Michigan Mayor Says No Auto Bailout Will Mean Depression

     Give the auto companies billions of dollars or Americans will all be lining up for soup.

 

     At least that was the warning from the mayor of Lansing, Mich. “You know this is a sure prescription to go from recession to depression if you allow this auto industry, our manufacturing prowess, to fall by the wayside,” Mayor Virg Bernero warned on CBS’s “The Early Show” Dec. 2.

 

     “It’s unfathomable. It’s unthinkable. Failure is not an option,” Bernero continued. “This industry is too important, not just to Lansing, Mich., but to the whole country. This is our manufacturing base. You know we were the arsenal of democracy. We’ve talked a lot about economic security, and that’s number one, but what about national security? You know, we were the arsenal of democracy in World War II; it was the auto industry that helped turn us around. Can you imagine a country, I would ask, can you imagine America losing our manufacturing edge, not having that manufacturing prowess? That hurts our national security.”

 

     Bernero compared the possible auto bailout to the previous Chrysler bailout.

 

     “Look at the Chrysler aid package 30 years ago. That was a good investment for taxpayers. It was paid off early and in full and I believe this will be a prudent investment,” said Bernero.

 

     But one Bloomberg editor disagreed with that assessment. “Well, it’s different this time because this landscape is different,” Bloomberg Editor-at-Large Doran Levin said of the Chrysler comparison on Bloomberg’s “On the Economy” podcast Nov. 7.

 

     “First of all Chrysler was the weakest of a Detroit auto-making trio that basically controlled the market and had 90 percent.
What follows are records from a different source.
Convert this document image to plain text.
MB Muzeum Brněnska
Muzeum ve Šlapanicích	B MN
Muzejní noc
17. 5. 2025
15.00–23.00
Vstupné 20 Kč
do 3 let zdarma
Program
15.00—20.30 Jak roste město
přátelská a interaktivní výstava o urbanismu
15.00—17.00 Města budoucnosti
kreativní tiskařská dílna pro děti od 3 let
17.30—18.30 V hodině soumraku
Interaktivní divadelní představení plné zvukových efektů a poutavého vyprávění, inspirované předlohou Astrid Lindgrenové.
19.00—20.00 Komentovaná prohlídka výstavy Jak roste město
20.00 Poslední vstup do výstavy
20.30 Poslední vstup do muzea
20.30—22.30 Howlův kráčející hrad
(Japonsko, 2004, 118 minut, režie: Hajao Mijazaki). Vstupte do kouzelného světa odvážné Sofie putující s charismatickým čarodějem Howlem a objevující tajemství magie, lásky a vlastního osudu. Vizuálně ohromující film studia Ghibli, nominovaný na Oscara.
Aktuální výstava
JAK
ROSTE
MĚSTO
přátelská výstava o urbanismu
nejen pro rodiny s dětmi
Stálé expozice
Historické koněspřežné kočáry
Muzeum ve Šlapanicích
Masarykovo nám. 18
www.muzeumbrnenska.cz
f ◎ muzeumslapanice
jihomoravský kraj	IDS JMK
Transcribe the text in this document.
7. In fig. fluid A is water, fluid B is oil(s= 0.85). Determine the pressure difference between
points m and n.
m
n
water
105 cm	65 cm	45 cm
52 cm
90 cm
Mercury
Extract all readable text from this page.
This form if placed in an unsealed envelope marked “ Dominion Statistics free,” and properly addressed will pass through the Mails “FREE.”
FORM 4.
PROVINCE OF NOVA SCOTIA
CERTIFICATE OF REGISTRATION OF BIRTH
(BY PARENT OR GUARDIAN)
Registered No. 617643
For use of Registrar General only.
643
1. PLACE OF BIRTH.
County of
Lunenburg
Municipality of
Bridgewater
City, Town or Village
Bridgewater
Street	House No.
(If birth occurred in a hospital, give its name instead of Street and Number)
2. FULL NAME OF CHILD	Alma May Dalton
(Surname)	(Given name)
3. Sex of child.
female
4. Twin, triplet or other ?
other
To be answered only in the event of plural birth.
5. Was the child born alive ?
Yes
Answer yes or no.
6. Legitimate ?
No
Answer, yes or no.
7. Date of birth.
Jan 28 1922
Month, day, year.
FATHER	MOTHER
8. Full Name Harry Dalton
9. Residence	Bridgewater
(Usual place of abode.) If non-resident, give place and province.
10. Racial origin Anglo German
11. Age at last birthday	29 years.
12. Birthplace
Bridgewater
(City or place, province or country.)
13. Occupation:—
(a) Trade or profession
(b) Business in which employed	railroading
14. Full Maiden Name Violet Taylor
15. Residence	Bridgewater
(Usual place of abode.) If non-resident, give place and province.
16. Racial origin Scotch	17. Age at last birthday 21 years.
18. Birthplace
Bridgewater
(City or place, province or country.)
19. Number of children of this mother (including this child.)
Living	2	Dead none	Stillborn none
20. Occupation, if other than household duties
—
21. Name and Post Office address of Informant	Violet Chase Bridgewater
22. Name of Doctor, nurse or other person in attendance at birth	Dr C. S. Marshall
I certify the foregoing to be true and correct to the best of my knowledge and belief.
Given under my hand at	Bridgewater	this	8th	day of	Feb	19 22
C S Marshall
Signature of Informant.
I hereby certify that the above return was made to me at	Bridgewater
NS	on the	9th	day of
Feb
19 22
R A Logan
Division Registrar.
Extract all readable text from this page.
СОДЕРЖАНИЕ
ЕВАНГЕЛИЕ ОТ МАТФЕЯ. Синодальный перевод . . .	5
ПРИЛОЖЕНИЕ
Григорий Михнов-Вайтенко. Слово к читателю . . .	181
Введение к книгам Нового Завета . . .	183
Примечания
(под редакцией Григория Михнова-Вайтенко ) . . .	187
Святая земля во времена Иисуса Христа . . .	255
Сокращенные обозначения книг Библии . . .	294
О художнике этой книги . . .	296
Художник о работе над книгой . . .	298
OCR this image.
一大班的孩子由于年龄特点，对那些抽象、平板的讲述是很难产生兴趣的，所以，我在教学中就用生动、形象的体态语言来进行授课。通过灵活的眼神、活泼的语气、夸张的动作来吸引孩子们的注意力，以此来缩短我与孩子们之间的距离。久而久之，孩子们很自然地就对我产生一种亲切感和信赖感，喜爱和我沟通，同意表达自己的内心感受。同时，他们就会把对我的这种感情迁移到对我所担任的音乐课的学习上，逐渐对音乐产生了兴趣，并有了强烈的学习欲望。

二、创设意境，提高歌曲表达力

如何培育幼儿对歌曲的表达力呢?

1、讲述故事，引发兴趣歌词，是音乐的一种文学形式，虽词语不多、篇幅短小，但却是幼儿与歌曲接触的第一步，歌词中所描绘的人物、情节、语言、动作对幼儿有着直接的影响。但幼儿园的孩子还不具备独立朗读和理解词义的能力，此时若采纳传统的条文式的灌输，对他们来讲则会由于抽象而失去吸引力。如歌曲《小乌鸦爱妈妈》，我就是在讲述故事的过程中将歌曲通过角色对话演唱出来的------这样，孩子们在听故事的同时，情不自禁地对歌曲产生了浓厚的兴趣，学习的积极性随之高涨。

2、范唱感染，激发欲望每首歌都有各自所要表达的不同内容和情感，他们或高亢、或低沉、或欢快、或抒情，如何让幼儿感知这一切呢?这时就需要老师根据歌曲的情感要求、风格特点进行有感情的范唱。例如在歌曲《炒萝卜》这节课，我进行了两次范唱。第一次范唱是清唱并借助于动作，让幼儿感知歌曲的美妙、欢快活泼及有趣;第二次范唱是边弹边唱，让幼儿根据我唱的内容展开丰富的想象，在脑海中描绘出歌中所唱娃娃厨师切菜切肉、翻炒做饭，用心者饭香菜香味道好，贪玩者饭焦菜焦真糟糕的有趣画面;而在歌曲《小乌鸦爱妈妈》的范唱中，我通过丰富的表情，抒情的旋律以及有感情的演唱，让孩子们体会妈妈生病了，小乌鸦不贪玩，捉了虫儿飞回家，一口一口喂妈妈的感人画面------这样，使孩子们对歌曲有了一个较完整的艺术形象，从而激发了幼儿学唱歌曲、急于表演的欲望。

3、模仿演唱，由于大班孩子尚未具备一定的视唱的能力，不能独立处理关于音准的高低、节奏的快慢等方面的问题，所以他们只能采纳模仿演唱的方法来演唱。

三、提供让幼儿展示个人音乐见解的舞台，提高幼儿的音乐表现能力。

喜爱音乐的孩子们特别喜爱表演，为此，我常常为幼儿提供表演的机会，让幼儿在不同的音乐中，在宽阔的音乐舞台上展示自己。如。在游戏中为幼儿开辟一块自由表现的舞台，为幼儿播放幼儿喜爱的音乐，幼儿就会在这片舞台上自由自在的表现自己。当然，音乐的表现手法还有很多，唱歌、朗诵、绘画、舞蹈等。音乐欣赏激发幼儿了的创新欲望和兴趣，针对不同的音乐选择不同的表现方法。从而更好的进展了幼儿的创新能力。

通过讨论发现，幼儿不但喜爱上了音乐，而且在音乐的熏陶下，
What you have now is three weak automakers and together they control less than half the market.”

 

     Smith noted during “The Early Show” that the city Bernero represents is home to some 6,000 auto industry workers.

 

     Bernero has pushed hard for a bailout of the auto industry, according to WEYI, the NBC affiliate in Michigan. On Nov. 19, Bernero put together a number of local officials to lobby for the rescue.

 

     Bernero even sparred with Fox Business Network’s Neil Cavuto over the issue Nov. 16, arguing that not bailing out the auto industry was a “prescription for going from a recession to a depression.”

 

     “Here is where your rigid capitalist ideology tumbles, because you are forcing our American auto companies to compete in non-capitalist, in a non-free market economy … Our companies are competing against countries, they’re not competing against other auto companies because they would be winning,” Bernero said. “The fact of the matter is Hyundai, and Toyota and Honda and those companies; they have immense support from their governments. But you and others like you in America, you want that line of demarcation between government and companies and that would be great if it were true in all the other countries.”

 

     Bernero continued, “I’m not here to tell you that the American auto companies didn’t make mistakes. But those other auto companies made mistakes too. The difference is their governments are there subsidizing them, supporting them, providing healthcare, manipulating their currencies, and what we have here is pundits like you pulling the rug out from underneath them and kicking them in the shins.”

 

     Cavuto prompted Bernero by saying his support of the bailout was all about politics.

 

     Cavuto asked, “So mayor, if you were mayor of Savannah, Ga., you would say the textile industry is too important to fail. If you were down in West Palm Beach, Fla., you would say the housing industry is too important to fail. If you were down – no, wait a minute – if you were down in southwest Texas, you’d say the petrochemical industry is too important to fail. They are all failing right now, mayor.”

 

     “You can’t pick and choose what you consider to be your nearest and dearest cause. Mayor, you are a great mayor, you are looking out for your people – I admire you for that. But to then say that this is somehow an important national issue if we let these guys go … Mayor, I remember the same argument espoused to keep the television industry in America: Because there would be hell to pay; jobs lost if we didn’t,” Cavuto said.